The project will develop a CAR-Treg approach for T1D. We propose that the combined study of TCR-peptide ‘coordinates’ and the engineering of regulatory T cells (Treg) to express high affinity TCR against β-cell antigens will provide novel therapeutic avenues for preserving β-cells in T1D. We will use an approach of combinatorial peptide pools with multiple dye combinations to al-low high throughput screening of T cell responsiveness to a large range of peptides. The technique includes identification of responsive CD8+ T cells using the CD137 and CD25 markers and simplified processing using dye and DNA tag combinations for multiple markers in wells stimulated with varying pools of viral peptides.

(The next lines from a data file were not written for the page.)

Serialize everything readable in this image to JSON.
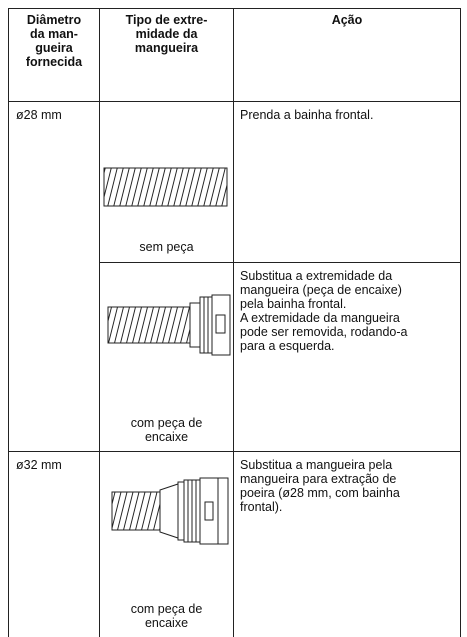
{
  "header": {
    "columns": [
      [
        "Diâmetro",
        "da man-",
        "gueira",
        "fornecida"
      ],
      [
        "Tipo de extre-",
        "midade da",
        "mangueira"
      ],
      [
        "Ação"
      ]
    ]
  },
  "rows": [
    {
      "diameter": "ø28 mm",
      "variants": [
        {
          "end_type": [
            "sem peça"
          ],
          "action": [
            "Prenda a bainha frontal."
          ]
        },
        {
          "end_type": [
            "com peça de",
            "encaixe"
          ],
          "action": [
            "Substitua a extremidade da",
            "mangueira (peça de encaixe)",
            "pela bainha frontal.",
            "A extremidade da mangueira",
            "pode ser removida, rodando-a",
            "para a esquerda."
          ]
        }
      ]
    },
    {
      "diameter": "ø32 mm",
      "variants": [
        {
          "end_type": [
            "com peça de",
            "encaixe"
          ],
          "action": [
            "Substitua a mangueira pela",
            "mangueira para extração de",
            "poeira (ø28 mm, com bainha",
            "frontal)."
          ]
        }
      ]
    }
  ]
}
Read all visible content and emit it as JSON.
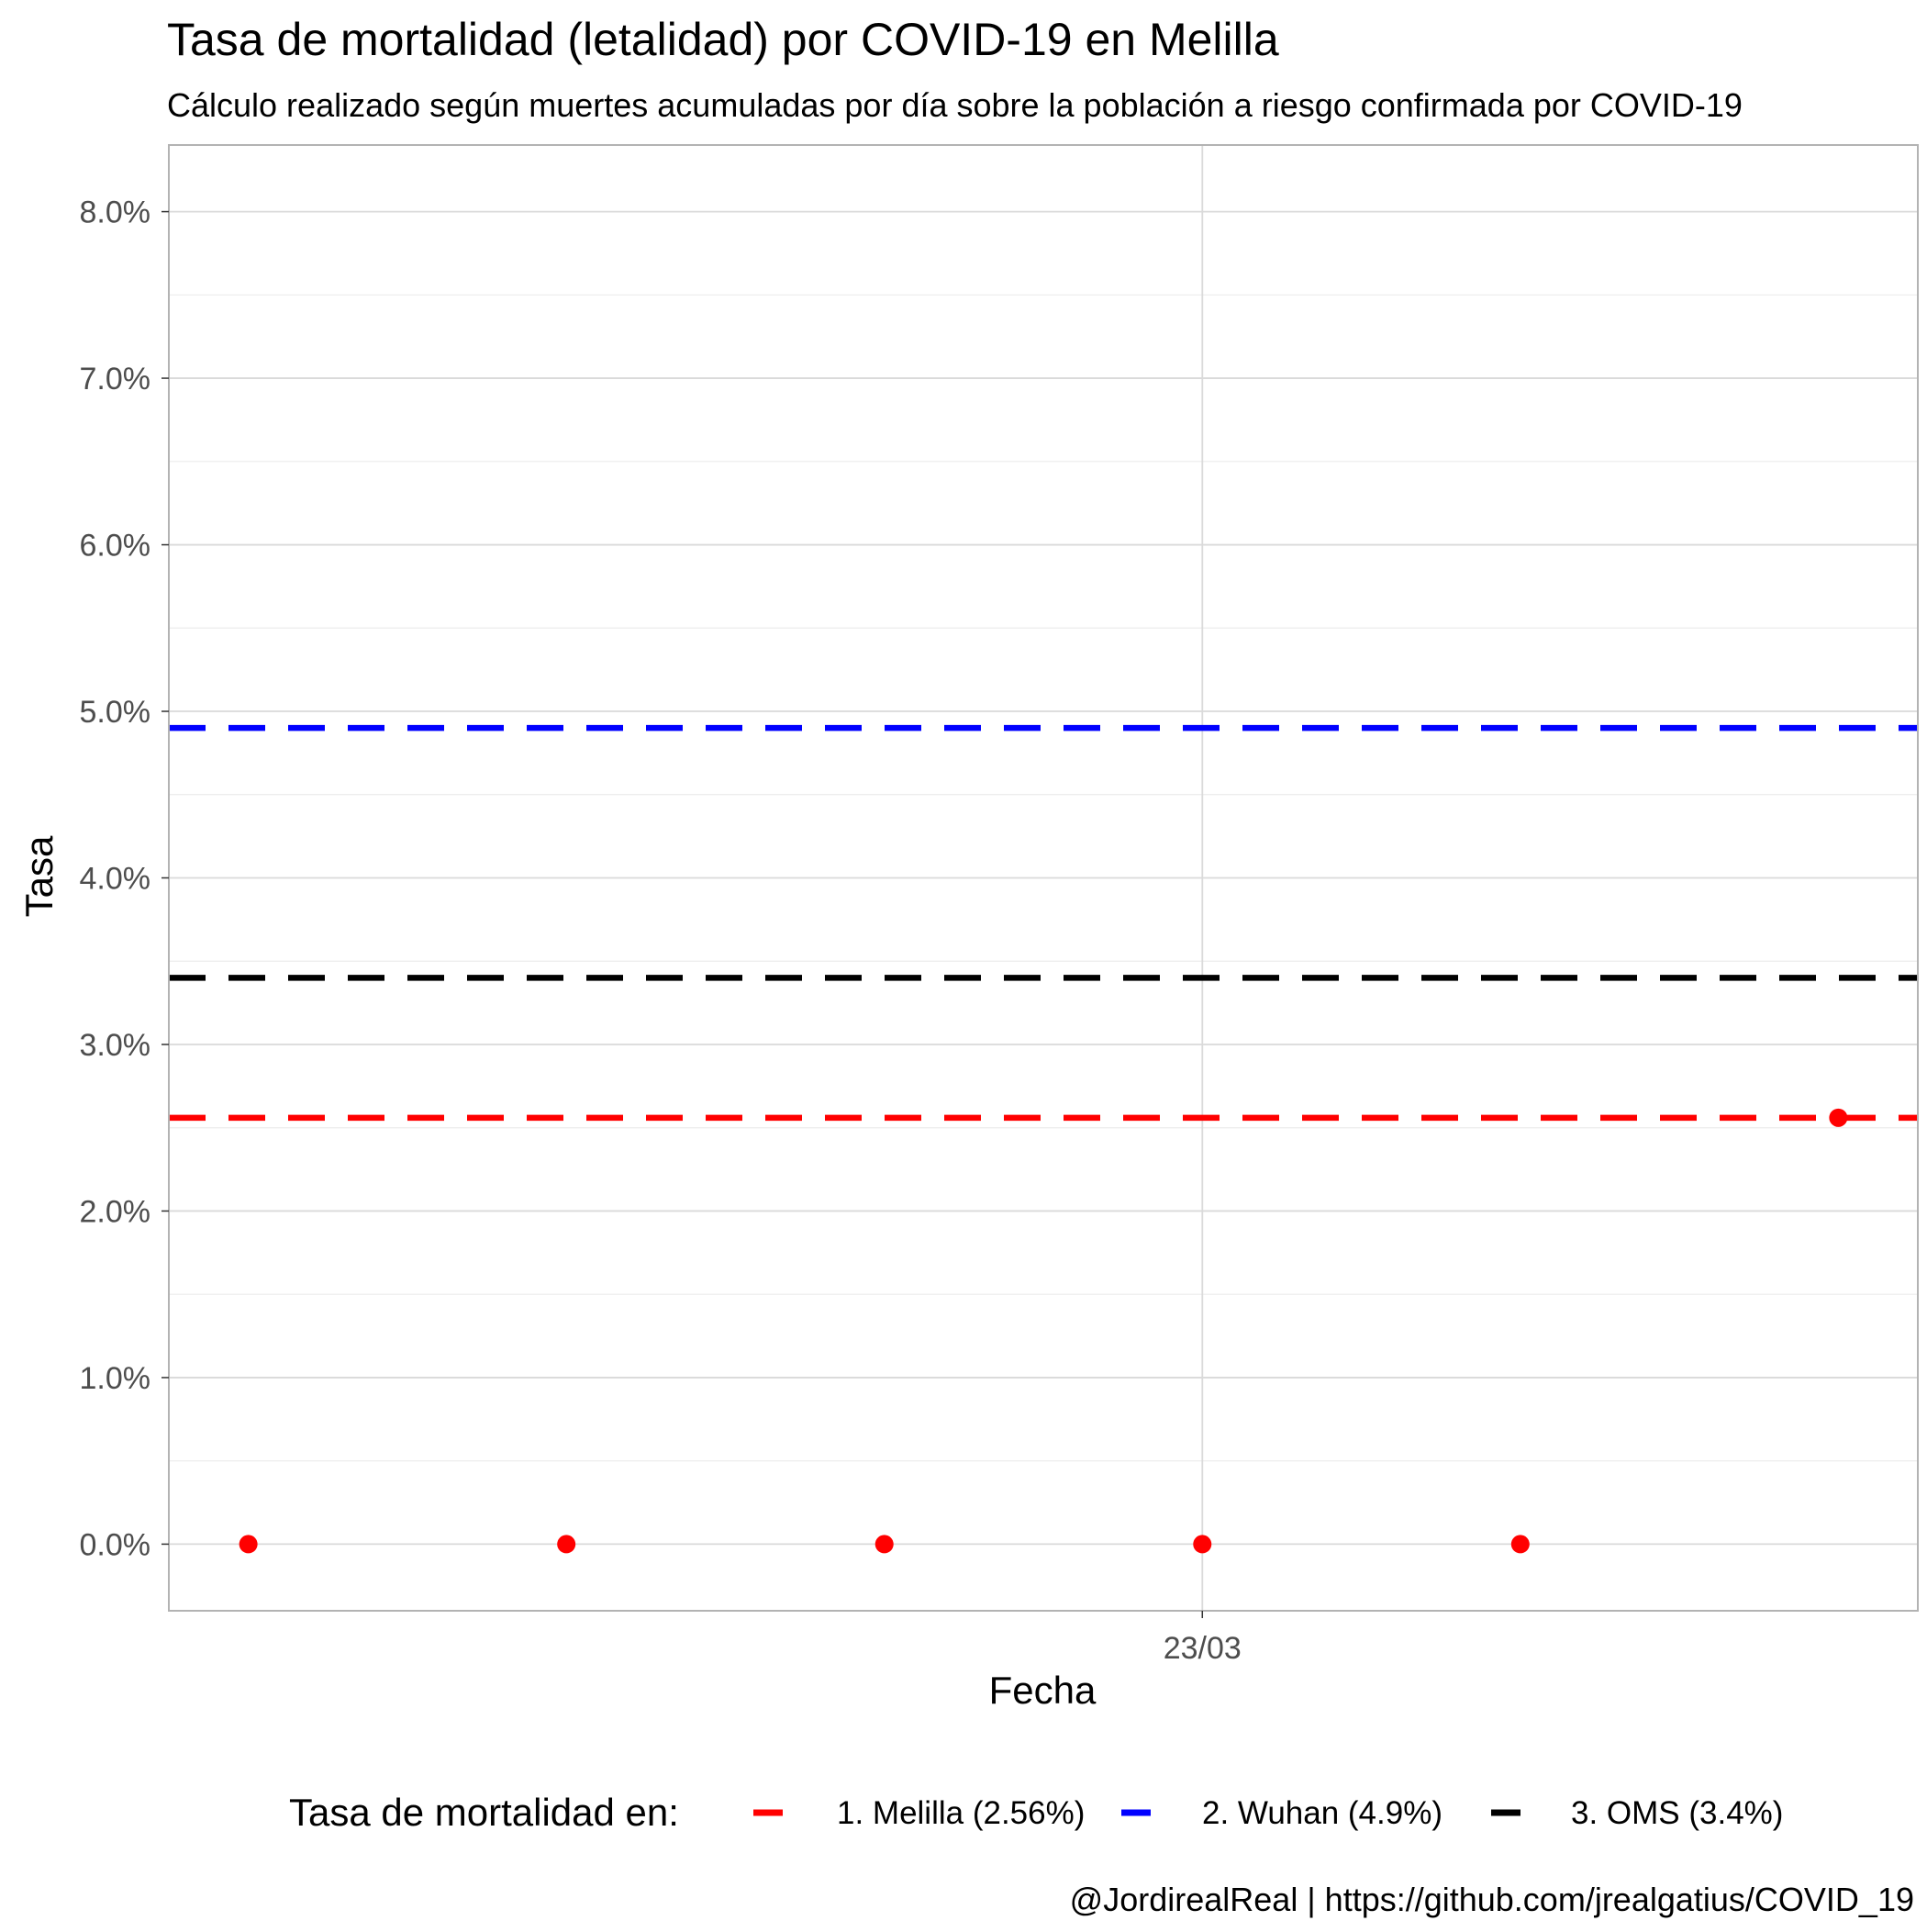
{
  "chart_data": {
    "type": "scatter",
    "title": "Tasa de mortalidad (letalidad) por COVID-19 en Melilla",
    "subtitle": "Cálculo realizado según muertes acumuladas por día sobre la población a riesgo confirmada por COVID-19",
    "xlabel": "Fecha",
    "ylabel": "Tasa",
    "x_ticks": [
      {
        "x": "2020-03-23",
        "label": "23/03"
      }
    ],
    "xlim": [
      "2020-03-19.75",
      "2020-03-25.25"
    ],
    "ylim": [
      -0.4,
      8.4
    ],
    "y_ticks": [
      0,
      1,
      2,
      3,
      4,
      5,
      6,
      7,
      8
    ],
    "y_tick_labels": [
      "0.0%",
      "1.0%",
      "2.0%",
      "3.0%",
      "4.0%",
      "5.0%",
      "6.0%",
      "7.0%",
      "8.0%"
    ],
    "y_unit": "%",
    "grid": true,
    "series": [
      {
        "color": "#ff0000",
        "points": [
          {
            "x": "2020-03-20",
            "y": 0
          },
          {
            "x": "2020-03-21",
            "y": 0
          },
          {
            "x": "2020-03-22",
            "y": 0
          },
          {
            "x": "2020-03-23",
            "y": 0
          },
          {
            "x": "2020-03-24",
            "y": 0
          },
          {
            "x": "2020-03-25",
            "y": 2.56
          }
        ]
      }
    ],
    "reference_lines": [
      {
        "name": "1. Melilla (2.56%)",
        "y": 2.56,
        "color": "#ff0000",
        "style": "dashed"
      },
      {
        "name": "2. Wuhan (4.9%)",
        "y": 4.9,
        "color": "#0000ff",
        "style": "dashed"
      },
      {
        "name": "3. OMS (3.4%)",
        "y": 3.4,
        "color": "#000000",
        "style": "dashed"
      }
    ],
    "legend": {
      "title": "Tasa de mortalidad en:",
      "position": "bottom"
    },
    "caption": "@JordirealReal | https://github.com/jrealgatius/COVID_19"
  }
}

We have shown that such a strategy allows pooling and processing of a large number of samples and that after deconvolution of cell dyes and DNA tags, it can match TCRs to their stimulating peptide. It is expected that through machine learning, essential TCR amino acid sequence coordinates for responses to a range of peptides can be obtained and used to predict and design high affinity TCRs against theoretical peptides. Second, we will focus on identifying high affinity TCRs that are specific to pancreatic islet cell proteins. A source of high affinity cells is surgically removed thymus from infants as this will contain cells prior to thymic selection and therefore with high-affinity to self-proteins, includ-ing those expressed on human pancreatic islets. Peptide-responsive CD8+ T cells that respond independently from CD8 binding (CD8-independent TCRs) will be identified and sequenced. TCRs from these cells will be expressed in an in vitro system and validated against the islet protein peptides prior to transfer and expression in Tregs for in vitro testing. These TCRs will be modified to increase or decrease predicted binding of the TCR to HLA-presented peptide and thereby relates Treg regulatory function to TCR binding strength.